The new season of Death of an Artist is hosted by Katy Hessel.

Lee Krasner at her home in East Hampton, New York, 1953. Photo: Tony Vaccaro/Hulton Archive/Getty Images.

A new season of the popular podcast, Death of an Artist, will take on the story of one of the most famous couples in art history, Jackson Pollock and Lee Krasner, from the latter’s perspective, asking the question, “What if the story of Jackson Pollock belonged to someone else?”

The podcast, which will drop on May 17, will be hosted by art historian Katy Hessel, who has been lauded for her popular Instagram account @thegreatwomenartists, her book The Story of Art Without Men, and her new audio guides at institutions that spotlight female and non-gender-conforming artists. 

“The story we’ve been told about Jackson Pollock is just that: a myth,” Hessel said in the podcast. “The real story is so much better. None of it would ever have happened if not for someone else: Lee Krasner.”

An advertising image showing artists Jackson Pollock and Lee Krasner

Art for Death of an Artist: Krasner and Pollock. Courtesy Pushkin Industries.

The series starts at the end, with Pollock’s drunken 1956 car crash, in which he and a passenger died. His estranged wife Krasner, then in Paris, rushes back to organize his funeral. It then backtracks to trace Krasner’s own rise as an artist and labor organizer, her meeting Pollock in 1941, and their becoming the art world’s “it” couple. Despite his at-times crippling alcoholism, the pair earn a loan from major arts patron Peggy Guggenheim, marry, and buy a house on rural Long Island, where critic Clement Greenberg visits them. In Hessel’s telling, Greenberg joins forces with Krasner on “a critical promotion plan that amounts to a kind of ‘Jackson Pollock, Inc.’” 

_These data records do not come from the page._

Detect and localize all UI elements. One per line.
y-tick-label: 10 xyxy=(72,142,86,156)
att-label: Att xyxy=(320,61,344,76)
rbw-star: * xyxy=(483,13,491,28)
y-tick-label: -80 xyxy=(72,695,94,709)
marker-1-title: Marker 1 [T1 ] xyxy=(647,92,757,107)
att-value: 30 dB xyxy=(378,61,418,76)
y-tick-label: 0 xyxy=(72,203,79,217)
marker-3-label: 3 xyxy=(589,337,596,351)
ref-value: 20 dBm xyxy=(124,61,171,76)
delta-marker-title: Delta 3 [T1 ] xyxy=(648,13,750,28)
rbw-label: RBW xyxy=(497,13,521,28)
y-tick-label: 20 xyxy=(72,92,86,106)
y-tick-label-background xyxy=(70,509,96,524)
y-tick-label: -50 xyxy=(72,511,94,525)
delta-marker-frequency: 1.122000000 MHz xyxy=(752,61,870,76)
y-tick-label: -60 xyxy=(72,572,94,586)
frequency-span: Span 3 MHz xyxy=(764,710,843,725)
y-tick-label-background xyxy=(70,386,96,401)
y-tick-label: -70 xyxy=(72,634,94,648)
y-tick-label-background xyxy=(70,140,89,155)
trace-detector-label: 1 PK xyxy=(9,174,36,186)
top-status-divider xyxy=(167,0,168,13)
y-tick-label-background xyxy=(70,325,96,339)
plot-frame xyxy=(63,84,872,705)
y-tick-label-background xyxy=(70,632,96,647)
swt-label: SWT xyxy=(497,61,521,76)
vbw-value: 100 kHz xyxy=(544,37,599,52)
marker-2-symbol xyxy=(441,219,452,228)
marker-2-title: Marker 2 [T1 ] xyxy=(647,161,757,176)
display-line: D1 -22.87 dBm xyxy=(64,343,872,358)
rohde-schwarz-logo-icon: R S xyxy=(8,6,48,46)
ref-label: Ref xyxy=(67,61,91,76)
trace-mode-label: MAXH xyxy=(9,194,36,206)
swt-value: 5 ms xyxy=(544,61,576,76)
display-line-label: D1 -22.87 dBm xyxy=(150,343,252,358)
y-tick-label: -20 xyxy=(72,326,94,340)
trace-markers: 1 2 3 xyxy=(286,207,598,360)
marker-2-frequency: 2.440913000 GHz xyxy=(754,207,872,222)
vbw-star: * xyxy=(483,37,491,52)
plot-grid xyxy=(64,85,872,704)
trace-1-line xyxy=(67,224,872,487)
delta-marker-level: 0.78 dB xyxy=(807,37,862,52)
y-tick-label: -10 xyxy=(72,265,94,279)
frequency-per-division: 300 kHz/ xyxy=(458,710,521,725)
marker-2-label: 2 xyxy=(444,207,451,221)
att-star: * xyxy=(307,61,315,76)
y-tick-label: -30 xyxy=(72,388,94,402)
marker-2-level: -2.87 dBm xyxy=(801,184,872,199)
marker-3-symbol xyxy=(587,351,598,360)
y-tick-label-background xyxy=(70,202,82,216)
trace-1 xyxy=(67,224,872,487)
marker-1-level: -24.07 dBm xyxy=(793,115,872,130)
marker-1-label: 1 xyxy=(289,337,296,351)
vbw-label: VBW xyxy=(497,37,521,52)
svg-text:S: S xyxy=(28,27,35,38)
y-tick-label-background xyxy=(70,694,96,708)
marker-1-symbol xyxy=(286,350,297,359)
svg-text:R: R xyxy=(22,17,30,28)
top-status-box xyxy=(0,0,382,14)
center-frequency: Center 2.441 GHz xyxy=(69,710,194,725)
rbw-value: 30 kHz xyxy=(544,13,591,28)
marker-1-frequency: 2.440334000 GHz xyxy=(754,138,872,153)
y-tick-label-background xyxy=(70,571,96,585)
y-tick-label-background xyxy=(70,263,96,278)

The series then looks at Pollock’s decline not only into alcoholism but into a destructive cult of psychoanalysis run by the Sullivan Institute. After his death, Hessel recounts, Krasner would continue work on her painting Prophecy (now owned by the Christian Levett Collection), which “disturbed [her] enormously” and was left unfinished on her easel when he died. Hessel credits Krasner with “effectively [inventing] the modern art market” by quadrupling the prices museums had to pay for Pollock’s works, and, finally, gives an account of how she forged her own career. 

Pollock and Krasner’s relationship was previously given the silver-screen treatment in the 2000 film, Pollock, which adapted Steven Naifeh and Gregory White Smith’s biography Jackson Pollock: An American Saga. The critically beloved movie starred Ed Harris and Marcia Gay Harden in the lead roles, with the latter winning an Academy Award for her portrayal of Krasner.

The first season of Death of an Artist, hosted by curator and writer Helen Molesworth, revisited the untimely demise of Ana Mendieta, the Cuban-American artist who fell to her death under suspicious circumstances during a fight with her husband, artist Carl Andre. It garnered praise from the Guardian, which hailed Molesworth’s “sensitive presentation” and “interesting analysis of [the] establishment’s silence around influential artists.”